Allah SWT berfirman:
“Serulah (manusia) kepada jalan Tuhanmu dengan hikmah dan pelajaran yang baik…”
(QS. An-Nahl: 125)
Dengan hikmah, seorang tokoh bisa merubah kebencian menjadi kasih, dan keputusasaan menjadi harapan.
Ilmu: Cahaya yang Terus Menyala
Ilmu bukan untuk disombongkan, tapi untuk menyinari jalan bagi diri sendiri dan orang lain.
Seorang tokoh sejati tidak pernah puas dalam belajar.
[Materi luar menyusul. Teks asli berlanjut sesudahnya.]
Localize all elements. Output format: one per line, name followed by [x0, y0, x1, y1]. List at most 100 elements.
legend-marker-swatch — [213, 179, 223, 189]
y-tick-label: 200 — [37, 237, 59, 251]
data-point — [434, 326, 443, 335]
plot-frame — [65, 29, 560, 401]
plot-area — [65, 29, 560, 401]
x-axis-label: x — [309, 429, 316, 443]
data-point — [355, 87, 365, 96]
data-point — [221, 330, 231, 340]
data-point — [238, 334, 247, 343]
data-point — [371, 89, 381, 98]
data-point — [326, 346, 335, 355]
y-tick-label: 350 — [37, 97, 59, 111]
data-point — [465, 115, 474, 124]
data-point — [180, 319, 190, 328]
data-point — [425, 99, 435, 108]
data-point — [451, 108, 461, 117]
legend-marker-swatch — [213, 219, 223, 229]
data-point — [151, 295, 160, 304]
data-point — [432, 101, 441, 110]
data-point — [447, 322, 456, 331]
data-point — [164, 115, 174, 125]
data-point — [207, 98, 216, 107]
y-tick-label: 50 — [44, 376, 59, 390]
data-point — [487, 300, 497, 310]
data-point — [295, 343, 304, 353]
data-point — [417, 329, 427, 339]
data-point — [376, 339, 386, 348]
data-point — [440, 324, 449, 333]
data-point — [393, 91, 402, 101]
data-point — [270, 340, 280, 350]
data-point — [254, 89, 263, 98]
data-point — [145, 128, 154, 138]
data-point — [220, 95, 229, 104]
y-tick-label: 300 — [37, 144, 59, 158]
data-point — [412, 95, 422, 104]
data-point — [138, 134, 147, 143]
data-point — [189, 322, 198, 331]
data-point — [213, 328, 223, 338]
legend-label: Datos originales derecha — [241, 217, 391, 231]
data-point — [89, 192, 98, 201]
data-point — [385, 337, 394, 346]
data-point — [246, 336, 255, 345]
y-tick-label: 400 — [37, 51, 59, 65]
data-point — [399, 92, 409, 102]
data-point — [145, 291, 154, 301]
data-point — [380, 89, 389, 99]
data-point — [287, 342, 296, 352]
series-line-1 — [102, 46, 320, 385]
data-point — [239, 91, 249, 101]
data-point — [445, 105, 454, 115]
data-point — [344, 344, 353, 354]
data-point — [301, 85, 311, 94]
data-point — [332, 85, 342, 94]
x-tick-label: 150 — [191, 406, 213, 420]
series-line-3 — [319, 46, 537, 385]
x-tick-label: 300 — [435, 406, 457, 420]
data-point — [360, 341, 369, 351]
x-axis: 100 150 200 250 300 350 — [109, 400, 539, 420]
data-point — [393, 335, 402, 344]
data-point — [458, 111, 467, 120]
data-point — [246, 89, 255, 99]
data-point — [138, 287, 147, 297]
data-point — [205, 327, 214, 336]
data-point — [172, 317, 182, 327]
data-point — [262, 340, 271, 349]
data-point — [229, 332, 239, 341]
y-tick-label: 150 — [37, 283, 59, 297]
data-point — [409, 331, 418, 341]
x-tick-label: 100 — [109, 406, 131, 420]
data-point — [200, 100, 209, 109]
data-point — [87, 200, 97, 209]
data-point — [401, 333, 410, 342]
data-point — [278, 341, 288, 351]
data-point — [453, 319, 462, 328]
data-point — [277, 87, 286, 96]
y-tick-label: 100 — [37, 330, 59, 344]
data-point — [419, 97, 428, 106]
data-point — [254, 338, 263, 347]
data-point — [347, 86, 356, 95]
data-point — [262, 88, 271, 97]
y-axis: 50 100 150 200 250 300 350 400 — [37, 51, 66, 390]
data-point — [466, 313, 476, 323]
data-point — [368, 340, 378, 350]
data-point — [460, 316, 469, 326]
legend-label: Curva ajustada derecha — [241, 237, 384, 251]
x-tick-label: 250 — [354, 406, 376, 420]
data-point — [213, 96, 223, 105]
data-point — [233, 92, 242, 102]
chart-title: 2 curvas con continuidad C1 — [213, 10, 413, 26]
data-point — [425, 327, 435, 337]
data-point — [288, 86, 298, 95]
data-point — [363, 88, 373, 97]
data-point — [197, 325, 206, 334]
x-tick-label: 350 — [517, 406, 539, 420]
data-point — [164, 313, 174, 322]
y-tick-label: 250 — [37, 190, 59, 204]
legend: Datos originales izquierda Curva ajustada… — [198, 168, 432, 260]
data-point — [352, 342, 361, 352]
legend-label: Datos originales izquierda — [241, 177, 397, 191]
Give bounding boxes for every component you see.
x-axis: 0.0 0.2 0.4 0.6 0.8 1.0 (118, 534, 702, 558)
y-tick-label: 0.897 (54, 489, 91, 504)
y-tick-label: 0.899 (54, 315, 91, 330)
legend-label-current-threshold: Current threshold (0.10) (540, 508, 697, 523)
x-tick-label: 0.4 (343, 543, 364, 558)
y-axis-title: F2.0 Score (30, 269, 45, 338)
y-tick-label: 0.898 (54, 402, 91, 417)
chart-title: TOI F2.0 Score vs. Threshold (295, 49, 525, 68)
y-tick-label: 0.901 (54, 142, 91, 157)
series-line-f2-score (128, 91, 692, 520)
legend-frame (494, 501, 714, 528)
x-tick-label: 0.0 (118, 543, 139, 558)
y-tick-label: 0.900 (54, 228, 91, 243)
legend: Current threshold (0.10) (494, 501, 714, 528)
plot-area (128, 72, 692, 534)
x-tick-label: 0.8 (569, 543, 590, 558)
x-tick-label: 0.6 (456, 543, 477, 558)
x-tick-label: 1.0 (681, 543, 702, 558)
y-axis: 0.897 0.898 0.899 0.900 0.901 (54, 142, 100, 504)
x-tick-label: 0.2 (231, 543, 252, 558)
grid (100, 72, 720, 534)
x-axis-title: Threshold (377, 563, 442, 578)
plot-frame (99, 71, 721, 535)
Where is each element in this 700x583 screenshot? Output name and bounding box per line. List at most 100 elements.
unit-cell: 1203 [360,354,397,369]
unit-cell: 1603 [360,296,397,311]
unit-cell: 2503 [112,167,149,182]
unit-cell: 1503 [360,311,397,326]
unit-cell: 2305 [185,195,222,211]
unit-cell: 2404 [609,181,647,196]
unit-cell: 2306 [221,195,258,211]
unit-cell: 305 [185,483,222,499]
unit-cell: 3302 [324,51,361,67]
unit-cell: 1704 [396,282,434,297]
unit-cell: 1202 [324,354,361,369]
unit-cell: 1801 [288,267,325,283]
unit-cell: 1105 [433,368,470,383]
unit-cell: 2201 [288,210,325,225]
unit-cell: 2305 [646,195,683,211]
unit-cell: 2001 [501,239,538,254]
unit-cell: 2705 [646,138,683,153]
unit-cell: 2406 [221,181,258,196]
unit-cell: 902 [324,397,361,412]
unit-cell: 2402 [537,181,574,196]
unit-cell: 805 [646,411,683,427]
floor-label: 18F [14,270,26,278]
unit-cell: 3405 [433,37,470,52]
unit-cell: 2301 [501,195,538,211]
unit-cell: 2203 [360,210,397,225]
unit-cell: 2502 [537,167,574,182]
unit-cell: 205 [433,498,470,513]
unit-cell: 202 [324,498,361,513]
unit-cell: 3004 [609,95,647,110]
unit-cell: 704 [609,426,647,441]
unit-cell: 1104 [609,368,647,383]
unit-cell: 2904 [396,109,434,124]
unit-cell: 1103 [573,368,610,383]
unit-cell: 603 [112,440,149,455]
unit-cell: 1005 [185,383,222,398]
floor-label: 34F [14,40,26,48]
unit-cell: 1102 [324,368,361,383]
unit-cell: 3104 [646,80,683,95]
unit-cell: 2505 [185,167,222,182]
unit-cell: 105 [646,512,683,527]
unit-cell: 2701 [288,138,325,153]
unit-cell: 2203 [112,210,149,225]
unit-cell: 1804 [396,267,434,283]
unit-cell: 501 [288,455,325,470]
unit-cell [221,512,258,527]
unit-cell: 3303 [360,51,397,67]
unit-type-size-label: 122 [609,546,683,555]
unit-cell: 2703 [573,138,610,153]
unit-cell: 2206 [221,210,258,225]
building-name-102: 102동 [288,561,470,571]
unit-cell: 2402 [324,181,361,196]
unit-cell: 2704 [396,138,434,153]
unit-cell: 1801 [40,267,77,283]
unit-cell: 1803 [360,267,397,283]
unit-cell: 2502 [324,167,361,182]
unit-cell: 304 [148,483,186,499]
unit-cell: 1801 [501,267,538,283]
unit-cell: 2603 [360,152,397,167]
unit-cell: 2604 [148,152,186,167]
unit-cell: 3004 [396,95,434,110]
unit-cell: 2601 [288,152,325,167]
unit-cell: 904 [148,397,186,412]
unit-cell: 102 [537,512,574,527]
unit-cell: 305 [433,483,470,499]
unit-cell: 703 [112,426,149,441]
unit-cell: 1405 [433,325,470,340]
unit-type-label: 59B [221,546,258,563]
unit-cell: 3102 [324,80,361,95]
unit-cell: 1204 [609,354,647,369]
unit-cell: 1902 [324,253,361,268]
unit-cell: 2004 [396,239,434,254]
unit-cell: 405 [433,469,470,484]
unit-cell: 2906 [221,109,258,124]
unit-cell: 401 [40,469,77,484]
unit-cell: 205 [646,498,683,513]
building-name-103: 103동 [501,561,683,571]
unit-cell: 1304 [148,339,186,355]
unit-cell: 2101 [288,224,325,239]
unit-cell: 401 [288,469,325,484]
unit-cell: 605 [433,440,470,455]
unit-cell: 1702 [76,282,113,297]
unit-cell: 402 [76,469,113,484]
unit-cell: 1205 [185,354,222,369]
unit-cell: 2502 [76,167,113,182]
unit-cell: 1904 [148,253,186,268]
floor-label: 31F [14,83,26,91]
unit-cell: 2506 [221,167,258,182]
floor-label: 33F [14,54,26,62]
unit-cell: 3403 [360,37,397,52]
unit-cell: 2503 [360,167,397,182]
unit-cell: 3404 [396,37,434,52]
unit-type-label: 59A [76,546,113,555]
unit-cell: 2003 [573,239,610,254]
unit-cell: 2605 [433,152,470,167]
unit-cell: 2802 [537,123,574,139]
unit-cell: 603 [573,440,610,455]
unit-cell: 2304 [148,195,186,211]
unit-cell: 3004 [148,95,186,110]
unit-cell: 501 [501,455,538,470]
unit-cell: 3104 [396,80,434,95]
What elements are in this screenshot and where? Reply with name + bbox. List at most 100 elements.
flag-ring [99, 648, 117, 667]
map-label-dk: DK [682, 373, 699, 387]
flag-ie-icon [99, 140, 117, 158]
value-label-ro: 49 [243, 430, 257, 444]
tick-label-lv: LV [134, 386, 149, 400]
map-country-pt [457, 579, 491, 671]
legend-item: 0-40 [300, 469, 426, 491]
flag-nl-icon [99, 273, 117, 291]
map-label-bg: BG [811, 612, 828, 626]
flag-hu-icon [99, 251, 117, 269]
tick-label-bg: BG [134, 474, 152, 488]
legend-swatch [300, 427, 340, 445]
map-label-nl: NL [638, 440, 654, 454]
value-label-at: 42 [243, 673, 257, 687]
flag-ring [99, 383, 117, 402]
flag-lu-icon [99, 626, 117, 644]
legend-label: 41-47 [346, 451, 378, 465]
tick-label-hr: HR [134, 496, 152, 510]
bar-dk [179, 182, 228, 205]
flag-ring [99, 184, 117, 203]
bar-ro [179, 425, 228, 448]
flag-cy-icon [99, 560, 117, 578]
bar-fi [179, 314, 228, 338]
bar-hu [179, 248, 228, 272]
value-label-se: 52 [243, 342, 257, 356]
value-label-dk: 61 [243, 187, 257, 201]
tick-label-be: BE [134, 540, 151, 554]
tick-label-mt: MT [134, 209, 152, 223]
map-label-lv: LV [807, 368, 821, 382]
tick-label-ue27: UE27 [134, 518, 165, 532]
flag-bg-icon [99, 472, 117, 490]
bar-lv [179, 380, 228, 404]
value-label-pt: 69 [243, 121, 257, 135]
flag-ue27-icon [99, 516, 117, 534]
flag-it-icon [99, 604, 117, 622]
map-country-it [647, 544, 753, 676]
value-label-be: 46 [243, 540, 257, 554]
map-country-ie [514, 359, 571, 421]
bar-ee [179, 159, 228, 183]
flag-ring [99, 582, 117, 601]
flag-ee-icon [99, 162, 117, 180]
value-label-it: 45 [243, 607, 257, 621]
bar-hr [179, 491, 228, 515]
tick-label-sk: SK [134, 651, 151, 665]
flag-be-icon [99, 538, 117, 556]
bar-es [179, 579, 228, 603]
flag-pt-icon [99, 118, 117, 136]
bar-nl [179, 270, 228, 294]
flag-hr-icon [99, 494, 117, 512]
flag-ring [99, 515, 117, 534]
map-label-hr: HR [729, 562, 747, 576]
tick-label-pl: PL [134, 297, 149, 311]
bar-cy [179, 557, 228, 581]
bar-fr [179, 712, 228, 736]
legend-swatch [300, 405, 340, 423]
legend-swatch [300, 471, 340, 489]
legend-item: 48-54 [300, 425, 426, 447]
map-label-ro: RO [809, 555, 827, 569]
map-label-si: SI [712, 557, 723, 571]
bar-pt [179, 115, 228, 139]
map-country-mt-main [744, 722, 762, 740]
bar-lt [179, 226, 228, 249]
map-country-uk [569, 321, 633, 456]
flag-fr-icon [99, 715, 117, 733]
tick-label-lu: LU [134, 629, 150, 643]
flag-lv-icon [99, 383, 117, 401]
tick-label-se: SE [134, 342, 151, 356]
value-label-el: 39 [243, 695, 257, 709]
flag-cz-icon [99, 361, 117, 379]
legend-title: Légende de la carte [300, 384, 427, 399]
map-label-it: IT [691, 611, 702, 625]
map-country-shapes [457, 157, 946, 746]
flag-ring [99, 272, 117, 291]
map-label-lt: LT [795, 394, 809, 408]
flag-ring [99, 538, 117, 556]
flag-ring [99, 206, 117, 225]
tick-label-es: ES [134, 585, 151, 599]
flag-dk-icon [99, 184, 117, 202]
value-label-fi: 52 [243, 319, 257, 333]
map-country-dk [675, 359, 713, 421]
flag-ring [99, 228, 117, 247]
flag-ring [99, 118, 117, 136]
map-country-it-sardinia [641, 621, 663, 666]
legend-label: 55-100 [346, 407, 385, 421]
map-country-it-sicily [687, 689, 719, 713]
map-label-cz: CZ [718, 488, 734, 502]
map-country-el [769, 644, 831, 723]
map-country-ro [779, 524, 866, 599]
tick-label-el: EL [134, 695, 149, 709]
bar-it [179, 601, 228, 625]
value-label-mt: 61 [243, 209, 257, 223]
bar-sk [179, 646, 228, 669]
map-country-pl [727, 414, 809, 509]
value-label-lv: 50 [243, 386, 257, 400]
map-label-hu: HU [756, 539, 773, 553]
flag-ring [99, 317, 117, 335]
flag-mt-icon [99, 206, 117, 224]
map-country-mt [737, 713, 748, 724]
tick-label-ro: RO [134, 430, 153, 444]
Ia haus akan ilmu, dan rendah hati dalam menuntutnya.
Nabi SAW bersabda:
“Barang siapa menempuh jalan untuk mencari ilmu, maka Allah akan mudahkan baginya jalan menuju surga.”
(HR. Muslim)
Ilmu adalah bekal, tapi rendah hati adalah kemuliaan.
Penutup: Menjadi Lentera di Tengah Gelap
Menjadi tokoh agama, menjadi sesepuh utama, bukanlah mimpi singkat.
Ia adalah perjalanan yang menguras jiwa, menuntut pengorbanan, dan menguji ketulusan.
Namun, siapa pun yang mau bersungguh-sungguh, siapa pun yang mau menempuh jalan ini dengan keikhlasan, Allah akan mengangkat derajatnya, menjadikan lisannya berkah, amalnya mengalir, dan namanya harum di dunia dan akhirat.
Karena cahaya itu tidak akan pernah padam. Dan engkau — yang hari ini berjuang — adalah calon lentera itu.